The father is not before the Court today. The mother and the Independent Children's Lawyer have made application to have the matter dealt with on an unopposed basis. In order to have been before the Court, the father had to file an address for service nominating an Australian address. He failed to do so. There has been no recent contact from the father with the Court. The last contact from the father with the Independent Children's Lawyer was yesterday when he sent a journal of three of his last holidays spent with the children in Australia and referred to that as being all he had left to say on the outstanding issues. On 25 August 2015, the parties were able to agree to a great many things. It was just the two matters which I have decided today which were outstanding. So, whilst the father has not been heard today, he has been given an opportunity to be heard and not taken that opportunity.

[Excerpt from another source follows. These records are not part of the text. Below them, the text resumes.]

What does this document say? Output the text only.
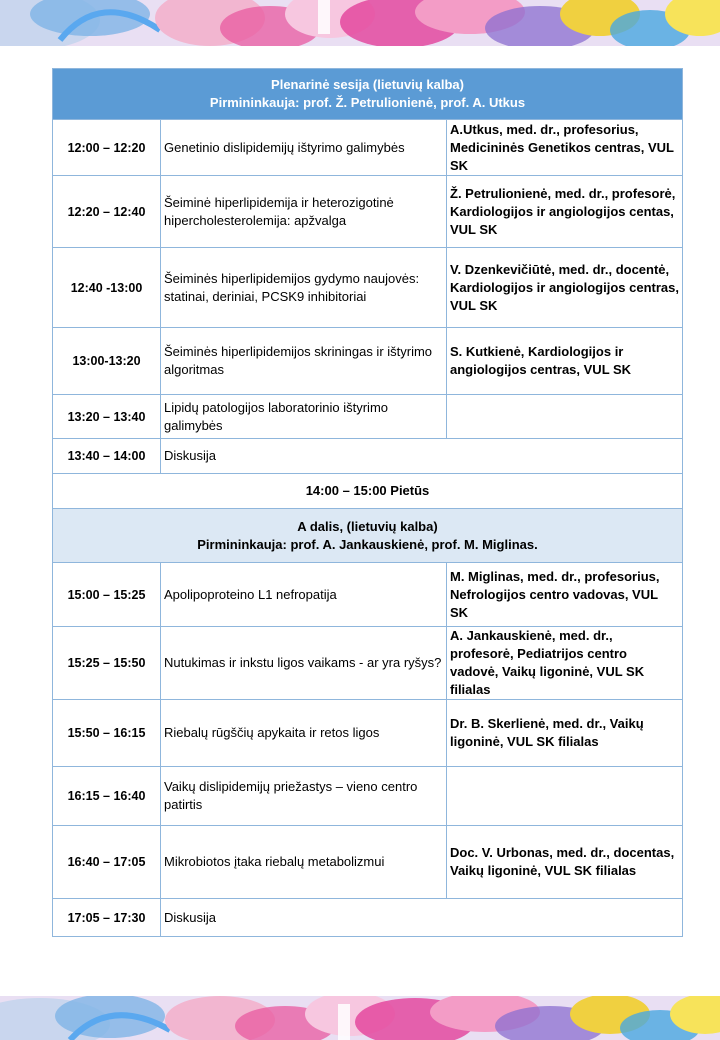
Plenarinė sesija (lietuvių kalba)
Pirmininkauja: prof. Ž. Petrulionienė, prof. A. Utkus		

12:00 – 12:20	Genetinio dislipidemijų ištyrimo galimybės	A.Utkus, med. dr., profesorius, Medicininės Genetikos centras, VUL SK
12:20 – 12:40	Šeiminė hiperlipidemija ir heterozigotinė hipercholesterolemija: apžvalga	Ž. Petrulionienė, med. dr., profesorė, Kardiologijos ir angiologijos centas, VUL SK
12:40 -13:00	Šeiminės hiperlipidemijos gydymo naujovės: statinai, deriniai, PCSK9 inhibitoriai	V. Dzenkevičiūtė, med. dr., docentė, Kardiologijos ir angiologijos centras, VUL SK
13:00-13:20	Šeiminės hiperlipidemijos skriningas ir ištyrimo algoritmas	S. Kutkienė, Kardiologijos ir angiologijos centras, VUL SK
13:20 – 13:40	Lipidų patologijos laboratorinio ištyrimo galimybės	
13:40 – 14:00	Diskusija	
14:00 – 15:00 Pietūs		

A dalis, (lietuvių kalba)
Pirmininkauja: prof. A. Jankauskienė, prof. M. Miglinas.		

15:00 – 15:25	Apolipoproteino L1 nefropatija	M. Miglinas, med. dr., profesorius, Nefrologijos centro vadovas, VUL SK
15:25 – 15:50	Nutukimas ir inkstu ligos vaikams - ar yra ryšys?	A. Jankauskienė, med. dr., profesorė, Pediatrijos centro vadovė, Vaikų ligoninė, VUL SK filialas
15:50 – 16:15	Riebalų rūgščių apykaita ir retos ligos	Dr. B. Skerlienė, med. dr., Vaikų ligoninė, VUL SK filialas
16:15 – 16:40	Vaikų dislipidemijų priežastys – vieno centro patirtis	
16:40 – 17:05	Mikrobiotos įtaka riebalų metabolizmui	Doc. V. Urbonas, med. dr., docentas, Vaikų ligoninė, VUL SK filialas
17:05 – 17:30	Diskusija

Under Australian domestic law, an independent children's lawyer can be appointed. Where one has been appointed, such as here, the role of an independent children's lawyer is to deal impartially with the parties, ensure that any views expressed by the children are fully put before the Court, to analyse documentary, expert evidence and reports and to distil from that evidence significant matters for the purpose of properly drawing them to the Court’s attention. The independent children's lawyer is also under a specific duty to take steps to minimise for each of the children the trauma associated with proceedings[17] and to facilitate an agreed resolution of matters at issue in the proceedings to the extent that it is in the best interests of the children to do so.[18]
[17] Family Law Act 1975 (Cth) s 68LA(5)(d).
[18] Family Law Act 1975 (Cth) s 68LA(5)(e).
The views of the children have been accessible to the Court through the Independent Children's Lawyer’s submissions, but also through a lengthy report by Ms E, a family consultant in the employ of the Court. Finally, I am satisfied that I have jurisdiction to make the orders set out above on the basis that the father has consented to the authority of this Court to do so by instituting the parenting proceedings, which I have now decided.
I conclude that there should be no impediment to recognition of these orders pursuant to the Child Protection Convention.
I certify that the preceding twenty-nine (29) paragraphs are a true copy of the reasons for judgment of the Honourable Justice Bennett delivered on 22 December 2015.